Step-by-step explanation:
Option 1: To find the total resistance in the Y load, we need to add the reciprocals of the individual impedances. The phase impedance of the Y load is given as Z = 8 + 6i. Taking the reciprocal gives 1/Z = 1/(8 + 6i). To add the reciprocal of Z with the resistance, we need to find the complex conjugate of 8 + 6i, which is 8 - 6i. Adding the reciprocals, we get 1/(8 + 6i) + 1/15 = (8 - 6i + 15) / (15 * (8 + 6i)) = (23 - 6i) / (120 + 90i). Simplifying further gives (23/169) - (6/169)i. Therefore, the total resistance in the Y load is 1 / ((23/169) - (6/169)i), which can be written as (169/23) + (169/6)i.
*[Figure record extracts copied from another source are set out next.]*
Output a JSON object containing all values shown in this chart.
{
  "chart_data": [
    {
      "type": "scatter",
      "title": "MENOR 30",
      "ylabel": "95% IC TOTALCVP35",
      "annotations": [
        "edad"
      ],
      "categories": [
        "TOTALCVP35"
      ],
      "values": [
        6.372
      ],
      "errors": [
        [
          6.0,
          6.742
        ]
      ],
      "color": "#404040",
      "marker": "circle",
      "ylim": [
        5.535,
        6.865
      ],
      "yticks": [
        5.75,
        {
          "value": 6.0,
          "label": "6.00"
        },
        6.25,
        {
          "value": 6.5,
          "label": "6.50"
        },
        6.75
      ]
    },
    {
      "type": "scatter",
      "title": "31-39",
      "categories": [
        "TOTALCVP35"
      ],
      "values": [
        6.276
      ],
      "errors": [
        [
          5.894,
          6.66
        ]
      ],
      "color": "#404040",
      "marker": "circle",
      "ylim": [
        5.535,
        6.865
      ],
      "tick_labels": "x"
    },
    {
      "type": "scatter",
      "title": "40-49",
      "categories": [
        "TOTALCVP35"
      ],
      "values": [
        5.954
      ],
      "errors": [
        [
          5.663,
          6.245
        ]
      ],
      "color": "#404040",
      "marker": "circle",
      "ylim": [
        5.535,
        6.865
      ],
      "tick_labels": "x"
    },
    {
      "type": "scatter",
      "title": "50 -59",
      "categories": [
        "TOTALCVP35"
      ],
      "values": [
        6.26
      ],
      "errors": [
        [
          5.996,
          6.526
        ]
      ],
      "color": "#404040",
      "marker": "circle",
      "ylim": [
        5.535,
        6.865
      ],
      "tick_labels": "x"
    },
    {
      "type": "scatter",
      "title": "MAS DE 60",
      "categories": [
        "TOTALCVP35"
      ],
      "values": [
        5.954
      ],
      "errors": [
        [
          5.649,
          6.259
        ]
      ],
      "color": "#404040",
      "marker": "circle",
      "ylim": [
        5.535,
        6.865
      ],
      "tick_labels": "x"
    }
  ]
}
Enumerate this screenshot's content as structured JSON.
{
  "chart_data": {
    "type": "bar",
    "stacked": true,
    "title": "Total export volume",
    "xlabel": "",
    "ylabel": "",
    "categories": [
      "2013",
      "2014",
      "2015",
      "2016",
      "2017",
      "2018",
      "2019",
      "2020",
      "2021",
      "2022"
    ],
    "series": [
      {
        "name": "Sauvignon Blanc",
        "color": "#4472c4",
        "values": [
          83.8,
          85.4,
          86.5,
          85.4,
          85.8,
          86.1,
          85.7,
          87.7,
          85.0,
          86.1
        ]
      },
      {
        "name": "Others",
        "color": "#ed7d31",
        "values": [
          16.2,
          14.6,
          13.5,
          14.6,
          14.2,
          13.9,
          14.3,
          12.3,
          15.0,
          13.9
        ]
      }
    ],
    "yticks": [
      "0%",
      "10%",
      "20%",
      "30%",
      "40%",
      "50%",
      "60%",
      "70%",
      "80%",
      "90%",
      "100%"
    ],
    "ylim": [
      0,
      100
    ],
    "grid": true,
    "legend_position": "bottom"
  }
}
Option 2: To find the total power in the δ load, we need to calculate the power dissipated by each individual resistor and add them together. The power dissipated by a resistor can be found using the formula P = I^2 * R, where I is the current and R is the resistance. Since the load is balanced, the current in each resistor is the same. Given that the resistance per phase is 15, we can calculate the power as P = I^2 * 15. Therefore, the total power in the δ load is 3 * I^2 * 15, where I is the current in the δ load.
Option 3: The total impedance in the Y load is equal to the sum of the individual impedances. Since the phase impedance of the Y load is given as 8 + 6i, the total impedance is 3 times the individual impedance, which is equal to 3 * (8 + 6i) = 24 + 18i.
Option 4: To find the total current in the δ load, we can use Ohm's Law, which states that current is equal to voltage divided by impedance. Since the load is balanced, the voltage across each resistor is the same. Substituting the given resistance per phase of 15 and the voltage across the load, we can calculate the total current as I = V / R = 240 / 15 = 16 A.